T-Mobile could have seen a substantial EBITDA increase over the past year if its "Team of Experts" customer service solution had already been in place, according to a new report from Strategy Analytics. That's based on the carrier's recent financial report, which is attributed an eight-percent cut to that metric to a renewed focus on customer service. Specifically, it saw a drop in churn by 15 basis points over the last year, landing that metric at 0.95-percent for postpaid service. In total, the analysts speculate that decrease could have equated to around 400,000 fewer lost subscribers over the period and around an $80 million increase to T-Mobile's EBITDA. For comparison, the service provider also claims that as many as two customers are moving from one competitor to its own plans for every one T-Mobile customer moving in the other direction. Moreover, those and other figures associated with the solution - such as its 13-percent reduction in costs - are expected to increase over the coming months as the new support setup goes nationwide.

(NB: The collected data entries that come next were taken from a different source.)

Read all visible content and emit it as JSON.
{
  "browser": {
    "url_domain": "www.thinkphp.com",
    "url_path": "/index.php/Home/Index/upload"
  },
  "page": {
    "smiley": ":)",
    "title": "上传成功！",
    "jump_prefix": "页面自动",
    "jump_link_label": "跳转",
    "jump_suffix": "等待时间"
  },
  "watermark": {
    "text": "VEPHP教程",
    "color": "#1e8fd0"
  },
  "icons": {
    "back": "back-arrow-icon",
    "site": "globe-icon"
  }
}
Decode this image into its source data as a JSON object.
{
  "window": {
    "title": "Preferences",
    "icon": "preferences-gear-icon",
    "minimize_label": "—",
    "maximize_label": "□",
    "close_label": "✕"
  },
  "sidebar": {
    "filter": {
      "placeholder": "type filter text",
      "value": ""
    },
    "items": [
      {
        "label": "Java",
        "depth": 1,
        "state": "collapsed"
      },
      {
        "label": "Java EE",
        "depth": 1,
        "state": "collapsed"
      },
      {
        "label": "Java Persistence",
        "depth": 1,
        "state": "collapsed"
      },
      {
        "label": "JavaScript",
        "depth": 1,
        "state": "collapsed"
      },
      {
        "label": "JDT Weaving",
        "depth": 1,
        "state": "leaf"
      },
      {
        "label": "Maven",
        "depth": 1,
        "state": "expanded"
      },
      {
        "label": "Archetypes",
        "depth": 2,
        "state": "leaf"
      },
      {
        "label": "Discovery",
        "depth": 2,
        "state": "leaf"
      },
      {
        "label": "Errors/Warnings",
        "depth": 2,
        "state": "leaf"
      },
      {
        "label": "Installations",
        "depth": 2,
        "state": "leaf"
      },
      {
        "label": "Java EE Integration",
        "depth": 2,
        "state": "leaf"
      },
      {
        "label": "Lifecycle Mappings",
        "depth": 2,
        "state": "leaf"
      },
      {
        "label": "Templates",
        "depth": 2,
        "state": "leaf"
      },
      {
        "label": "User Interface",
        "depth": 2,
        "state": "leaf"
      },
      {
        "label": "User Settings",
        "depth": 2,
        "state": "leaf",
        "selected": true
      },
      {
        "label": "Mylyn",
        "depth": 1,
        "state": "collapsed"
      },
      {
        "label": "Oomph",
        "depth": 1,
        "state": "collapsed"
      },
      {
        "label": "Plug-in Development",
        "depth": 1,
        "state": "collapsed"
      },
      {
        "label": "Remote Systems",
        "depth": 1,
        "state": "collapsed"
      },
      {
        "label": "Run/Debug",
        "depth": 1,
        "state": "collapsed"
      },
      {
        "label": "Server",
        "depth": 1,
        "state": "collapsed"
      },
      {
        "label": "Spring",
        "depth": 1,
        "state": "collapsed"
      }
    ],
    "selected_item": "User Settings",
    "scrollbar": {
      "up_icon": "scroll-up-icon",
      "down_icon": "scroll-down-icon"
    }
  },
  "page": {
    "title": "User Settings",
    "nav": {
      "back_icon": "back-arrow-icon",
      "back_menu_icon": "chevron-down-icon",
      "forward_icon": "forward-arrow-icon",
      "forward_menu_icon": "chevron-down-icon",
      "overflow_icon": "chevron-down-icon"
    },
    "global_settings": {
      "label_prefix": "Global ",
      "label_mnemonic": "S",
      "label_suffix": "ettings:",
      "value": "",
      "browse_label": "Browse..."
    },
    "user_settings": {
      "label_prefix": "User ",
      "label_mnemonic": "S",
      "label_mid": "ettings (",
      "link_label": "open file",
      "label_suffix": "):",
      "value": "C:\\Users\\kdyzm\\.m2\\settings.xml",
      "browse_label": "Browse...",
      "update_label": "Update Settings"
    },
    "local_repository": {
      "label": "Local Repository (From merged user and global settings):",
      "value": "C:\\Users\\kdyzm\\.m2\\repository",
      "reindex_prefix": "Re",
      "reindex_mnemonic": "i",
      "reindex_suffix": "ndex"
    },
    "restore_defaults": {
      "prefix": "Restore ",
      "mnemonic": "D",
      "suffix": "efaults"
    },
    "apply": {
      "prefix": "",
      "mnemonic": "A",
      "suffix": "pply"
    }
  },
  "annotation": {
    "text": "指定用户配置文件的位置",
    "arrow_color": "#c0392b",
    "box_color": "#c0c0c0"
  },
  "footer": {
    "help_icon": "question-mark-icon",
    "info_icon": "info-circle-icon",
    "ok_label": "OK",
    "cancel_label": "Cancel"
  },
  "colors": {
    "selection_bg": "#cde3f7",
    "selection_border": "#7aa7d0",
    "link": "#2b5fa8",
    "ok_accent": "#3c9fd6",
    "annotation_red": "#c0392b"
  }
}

However, although T-Mobile attributes its churn rate to its new customer care solution and Strategy Analytics is optimistic about its efforts, there may also be reasons to be skeptical as to what that means for the carrier. While EBITDA can serve as a base metric for a company's financial health, it isn't necessarily a good indicator of valuation. The figure is almost always higher than the true profit margins because it doesn't necessarily factor in every other financial aspect of running a company. For example, the solution has only been rolled out to a select few areas for now and is going to be very costly for T-Mobile to deploy on a significant scale. Not only is it a step away from the cheaper, almost universally used electronic Interactive Voice Response (IVS) in use by nearly every carrier but also won't be script-based at all, with a direct focus on local representatives helping users directly. What's more, there will almost certainly be further costs tied to facilitating those employees, though T-Mobile maintains providing more personalized care is precisely the point, regardless of increased costs.
Running the initiative is going to cut into profits substantially more than customer care will for competing providers. The bolstered EBITDA will be helpful in the short term for showing the overall health of the company in relation to the market. The Team of Experts customer care solution will almost certainly draw in new postpaid subscriptions and appears to be aiding in keeping the churn rate down, the same report indicates. All of that will help offset the cost of implementation but it isn't necessarily likely to result in an immediate increase in profitability for T-Mobile once the service goes live on a national level.